Avoid assuming every egg eater is being stubborn or needs to be removed from the flock right away. Many cases improve once broken eggs are prevented and shell quality is addressed.

Do not switch to random supplements without reviewing the whole diet. Too many treats, homemade rations without formulation, or unbalanced mineral products can make shell quality worse instead of better.

Also avoid delaying care if your hen looks sick.
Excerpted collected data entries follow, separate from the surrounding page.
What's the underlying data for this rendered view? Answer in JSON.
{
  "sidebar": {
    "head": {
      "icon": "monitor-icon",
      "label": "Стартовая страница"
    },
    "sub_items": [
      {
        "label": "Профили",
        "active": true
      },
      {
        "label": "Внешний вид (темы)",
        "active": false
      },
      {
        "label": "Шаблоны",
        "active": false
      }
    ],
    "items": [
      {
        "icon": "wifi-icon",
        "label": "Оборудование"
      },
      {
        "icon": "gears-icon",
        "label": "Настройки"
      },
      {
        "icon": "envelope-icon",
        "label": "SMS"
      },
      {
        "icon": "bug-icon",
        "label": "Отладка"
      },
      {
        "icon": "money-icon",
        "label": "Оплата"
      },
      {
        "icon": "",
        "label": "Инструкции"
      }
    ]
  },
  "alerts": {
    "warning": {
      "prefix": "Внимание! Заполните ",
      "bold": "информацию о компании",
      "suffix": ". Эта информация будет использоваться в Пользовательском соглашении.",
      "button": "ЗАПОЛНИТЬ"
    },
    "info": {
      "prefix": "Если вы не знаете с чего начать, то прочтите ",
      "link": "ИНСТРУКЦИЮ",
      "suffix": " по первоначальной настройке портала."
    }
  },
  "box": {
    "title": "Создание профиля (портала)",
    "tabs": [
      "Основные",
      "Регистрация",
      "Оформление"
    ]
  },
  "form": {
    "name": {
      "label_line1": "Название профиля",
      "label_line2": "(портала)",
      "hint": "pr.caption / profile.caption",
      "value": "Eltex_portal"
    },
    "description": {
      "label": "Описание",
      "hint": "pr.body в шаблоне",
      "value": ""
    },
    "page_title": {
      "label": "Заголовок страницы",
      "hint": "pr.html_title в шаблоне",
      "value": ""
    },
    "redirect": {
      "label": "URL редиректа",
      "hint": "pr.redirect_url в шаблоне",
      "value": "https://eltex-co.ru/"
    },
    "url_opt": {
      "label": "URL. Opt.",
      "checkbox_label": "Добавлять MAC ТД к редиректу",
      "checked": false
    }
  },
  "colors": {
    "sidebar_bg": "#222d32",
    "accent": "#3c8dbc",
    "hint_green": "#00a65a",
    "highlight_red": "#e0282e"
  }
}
Egg eating is frustrating, but a hen that is weak, fluffed, straining, or laying abnormal eggs needs your vet, not more trial-and-error at home.

Questions to Ask Your Vet

Bring these questions to your vet appointment to get the most out of your visit.

  1. You can ask your vet whether my hen’s egg eating looks behavioral, nutritional, or related to reproductive disease.
  2. You can ask your vet if these soft-shelled or misshapen eggs suggest a calcium, vitamin D, or overall diet problem.
  3. You can ask your vet what type of layer feed and calcium source make sense for my flock’s age and laying stage.
  4. You can ask your vet how many nest boxes, how much bedding, and what coop changes may help reduce breakage.
  5. You can ask your vet whether this hen needs an exam now based on reduced laying, straining, lethargy, or abdominal swelling.
  6. You can ask your vet if a fecal test, imaging, or other diagnostics would help explain poor shell quality.
  7. You can ask your vet whether it is safe to eat eggs from this flock if any hen is sick or receiving medication.
  8. You can ask your vet what signs would mean this has become an urgent problem rather than a home-management issue.